Nous appelons les forces de gauche et écologistes et notamment La France Insoumise à sortir du vrai/faux débat sur le revenu d’existence ou universel. Cette question nous divise parce que nous n’allons pas assez loin dans la mise en cause des fondements du système capitaliste et du productiviste.
La France à genoux économiquement, mais debout politiquement, avait su en 1944 instaurer la sécurité sociale qui n’était pas une simple roue de secours face aux accidents de la vie, mais le fondement d’une autre conception de la société. C’est pourquoi nous ne parlons pas des services publics mais du service public. Alors que la France n’a jamais été aussi riche qu’aujourd’hui nous devons mettre au cœur de nos combats la défense et l’extension de la sphère de la gratuité du service public et de nombreux biens communs, par souci de répondre aux urgences sociales, écologiques, politiques, mais aussi pour commencer à changer la société dans le sens d’une transition vers l’éco-socialisme.
Nous ne partons pas de rien pour cela mais d’un « déjà là » conquis de haute lutte, avec la gratuité de l’école publique et ce qui reste de celle des soins ou du logement. Nous partons aussi de tout ce qui s’expérimente aujourd’hui dans des centaines de villes avec la gratuité de l’eau vitale, des transports en commun urbains, des services culturels, de la restauration scolaire, des services funéraires, du bouclier énergétique, etc.
Par gratuité du service public nous entendons une gratuité construite, une gratuité économiquement construite : l’école publique est gratuite mais financée par nos impôts, une gratuité politiquement, socialement, culturellement construite. La gratuité du service public ce n’est pas le produit ou le service débarrassé du coût mais du prix.
Défendre et étendre la sphère de la gratuité c’est apprendre à lier le social et l’écologie car nous devons apprendre à différencier selon les usages : pourquoi payer son eau le même prix pour faire son ménage et remplir sa piscine ?
Il n’existe pas de biens ou de services destinés en soi à être gratuits ou marchands. C’est aux gens de décider ce qui doit être gratuit, renchérit et parfois interdit. Défendre et étendre la sphère de la gratuité ce n’est pas rendre gratuit ce qui existe mais profiter de la gratuité pour repenser les produits et les services ce qui suppose de démocratiser au maximum le fonctionnement du service public.
Ainsi, rendre les transports en commun gratuits c’est nécessairement les modifier pour défendre à la fois l’écologie et le droit au déplacement des plus pauvres. Ainsi rendre la restauration sociale gratuite, c’est se donner les moyens d’avancer vers une alimentation relocalisée, désaisonnalisée, moins gourmande en eau, moins carnée, assurant la biodiversité, faite sur place et servie à table. Défendre et étendre la sphère de la gratuité, c’est donner à chacune et à chacun de quoi vivre de façon inconditionnelle mais avec un revenu largement démonétarisé, déséconomisé, c’est donc commencer à sortir du capitalisme.

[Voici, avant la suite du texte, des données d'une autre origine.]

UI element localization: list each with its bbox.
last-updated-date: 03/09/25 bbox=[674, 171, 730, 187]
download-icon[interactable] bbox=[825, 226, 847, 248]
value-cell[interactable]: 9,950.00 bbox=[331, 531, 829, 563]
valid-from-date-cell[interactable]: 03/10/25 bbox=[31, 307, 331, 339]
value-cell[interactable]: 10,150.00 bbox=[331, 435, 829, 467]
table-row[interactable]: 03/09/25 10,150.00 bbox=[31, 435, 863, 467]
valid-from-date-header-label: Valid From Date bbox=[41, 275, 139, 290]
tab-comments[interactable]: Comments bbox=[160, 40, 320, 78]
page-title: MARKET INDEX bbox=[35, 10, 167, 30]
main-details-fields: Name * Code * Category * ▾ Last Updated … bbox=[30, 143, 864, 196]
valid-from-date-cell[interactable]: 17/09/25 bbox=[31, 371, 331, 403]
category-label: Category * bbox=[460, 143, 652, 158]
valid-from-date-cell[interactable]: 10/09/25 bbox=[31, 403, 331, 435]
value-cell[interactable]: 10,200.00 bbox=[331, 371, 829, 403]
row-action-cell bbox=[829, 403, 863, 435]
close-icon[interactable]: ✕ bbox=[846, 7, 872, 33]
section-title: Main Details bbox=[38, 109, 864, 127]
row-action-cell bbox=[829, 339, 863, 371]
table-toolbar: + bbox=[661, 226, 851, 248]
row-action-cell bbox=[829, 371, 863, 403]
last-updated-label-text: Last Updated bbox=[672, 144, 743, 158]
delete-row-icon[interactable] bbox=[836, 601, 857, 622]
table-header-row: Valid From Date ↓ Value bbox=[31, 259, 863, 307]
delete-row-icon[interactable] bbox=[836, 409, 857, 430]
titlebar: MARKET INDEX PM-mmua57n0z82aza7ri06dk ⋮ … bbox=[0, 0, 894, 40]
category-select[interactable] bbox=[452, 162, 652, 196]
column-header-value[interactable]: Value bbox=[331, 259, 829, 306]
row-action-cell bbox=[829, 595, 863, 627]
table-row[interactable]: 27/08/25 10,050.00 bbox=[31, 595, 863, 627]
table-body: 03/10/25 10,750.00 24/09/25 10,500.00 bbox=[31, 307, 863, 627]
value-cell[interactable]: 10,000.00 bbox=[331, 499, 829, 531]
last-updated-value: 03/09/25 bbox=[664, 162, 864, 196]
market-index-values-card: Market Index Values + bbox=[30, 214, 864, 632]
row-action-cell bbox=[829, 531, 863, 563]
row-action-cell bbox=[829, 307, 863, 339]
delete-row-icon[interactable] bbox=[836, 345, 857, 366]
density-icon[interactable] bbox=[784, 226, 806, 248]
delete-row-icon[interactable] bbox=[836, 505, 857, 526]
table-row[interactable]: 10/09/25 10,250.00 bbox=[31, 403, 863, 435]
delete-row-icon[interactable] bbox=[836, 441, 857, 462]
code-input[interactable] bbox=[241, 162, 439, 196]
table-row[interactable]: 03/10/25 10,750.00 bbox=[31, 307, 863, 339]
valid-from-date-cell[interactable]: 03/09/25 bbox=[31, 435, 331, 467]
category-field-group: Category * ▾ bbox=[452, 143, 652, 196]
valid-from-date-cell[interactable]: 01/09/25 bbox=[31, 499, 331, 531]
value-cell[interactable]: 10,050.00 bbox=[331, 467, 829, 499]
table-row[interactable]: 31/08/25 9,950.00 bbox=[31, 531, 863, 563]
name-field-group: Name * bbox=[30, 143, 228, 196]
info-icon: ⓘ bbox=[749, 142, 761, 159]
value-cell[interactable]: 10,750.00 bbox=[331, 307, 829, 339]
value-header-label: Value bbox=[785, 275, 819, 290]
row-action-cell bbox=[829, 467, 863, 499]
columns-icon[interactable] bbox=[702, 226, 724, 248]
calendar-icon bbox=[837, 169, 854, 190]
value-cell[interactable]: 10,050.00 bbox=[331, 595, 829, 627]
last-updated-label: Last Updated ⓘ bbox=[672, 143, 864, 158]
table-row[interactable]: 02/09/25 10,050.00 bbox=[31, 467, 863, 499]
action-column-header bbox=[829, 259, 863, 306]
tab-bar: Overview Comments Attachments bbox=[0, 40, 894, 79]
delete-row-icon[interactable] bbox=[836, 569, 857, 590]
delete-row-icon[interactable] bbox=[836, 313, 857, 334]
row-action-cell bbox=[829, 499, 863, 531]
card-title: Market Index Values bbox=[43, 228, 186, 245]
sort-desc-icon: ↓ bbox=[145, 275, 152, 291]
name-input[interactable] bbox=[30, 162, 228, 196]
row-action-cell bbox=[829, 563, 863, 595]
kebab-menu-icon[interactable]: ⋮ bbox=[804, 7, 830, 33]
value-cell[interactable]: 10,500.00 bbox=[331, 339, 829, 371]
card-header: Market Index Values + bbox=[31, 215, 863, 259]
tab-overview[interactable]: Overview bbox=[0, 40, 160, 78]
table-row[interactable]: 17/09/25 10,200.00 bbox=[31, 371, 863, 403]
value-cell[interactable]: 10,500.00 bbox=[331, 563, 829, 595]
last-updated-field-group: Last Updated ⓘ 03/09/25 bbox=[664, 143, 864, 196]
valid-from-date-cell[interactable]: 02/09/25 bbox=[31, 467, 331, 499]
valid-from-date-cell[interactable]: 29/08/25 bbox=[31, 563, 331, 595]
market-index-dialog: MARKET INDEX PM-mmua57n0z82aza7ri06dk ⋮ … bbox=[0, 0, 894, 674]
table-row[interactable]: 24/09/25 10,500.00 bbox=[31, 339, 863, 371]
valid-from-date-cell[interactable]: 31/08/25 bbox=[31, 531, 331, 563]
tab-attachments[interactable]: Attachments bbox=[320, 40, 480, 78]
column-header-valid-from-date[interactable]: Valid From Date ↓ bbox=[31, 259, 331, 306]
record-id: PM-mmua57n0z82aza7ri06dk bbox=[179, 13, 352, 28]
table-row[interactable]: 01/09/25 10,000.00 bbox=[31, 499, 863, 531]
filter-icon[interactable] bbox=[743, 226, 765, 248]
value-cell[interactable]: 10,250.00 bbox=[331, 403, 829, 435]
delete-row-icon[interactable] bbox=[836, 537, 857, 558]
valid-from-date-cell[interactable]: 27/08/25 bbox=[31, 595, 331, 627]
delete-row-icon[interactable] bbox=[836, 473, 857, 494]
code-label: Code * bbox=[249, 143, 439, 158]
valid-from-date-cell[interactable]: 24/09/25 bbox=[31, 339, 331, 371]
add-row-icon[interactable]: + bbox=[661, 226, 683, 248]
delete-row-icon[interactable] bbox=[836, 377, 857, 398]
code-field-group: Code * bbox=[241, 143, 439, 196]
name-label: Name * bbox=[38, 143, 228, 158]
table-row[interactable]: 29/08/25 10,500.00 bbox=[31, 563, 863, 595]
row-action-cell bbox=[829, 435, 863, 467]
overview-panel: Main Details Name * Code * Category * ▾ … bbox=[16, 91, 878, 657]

Défendre et étendre la sphère de la gratuité c’est se situer sur le terrain de l’émancipation sociale et non pas de l’accompagnement de la misère.
Jean-Luc, Benoît et quelques autres, vous pouvez ne pas diviser la gauche et l’écologie en imaginant ce que pourrait être dès maintenant une économie répondant aux besoins, sans passer par la marchandisation et la monétarisation.
Soyez les défenseurs d’une sécurité sociale généralisée.
Soyez ceux qui défendent et étendent la sphère de la gratuité du service public.
Paul ARIES
Paul Ariès est politologue, rédacteur en chef du mensuel Les Zindigné (e )s, délégué général de l’Observatoire International de la gratuité.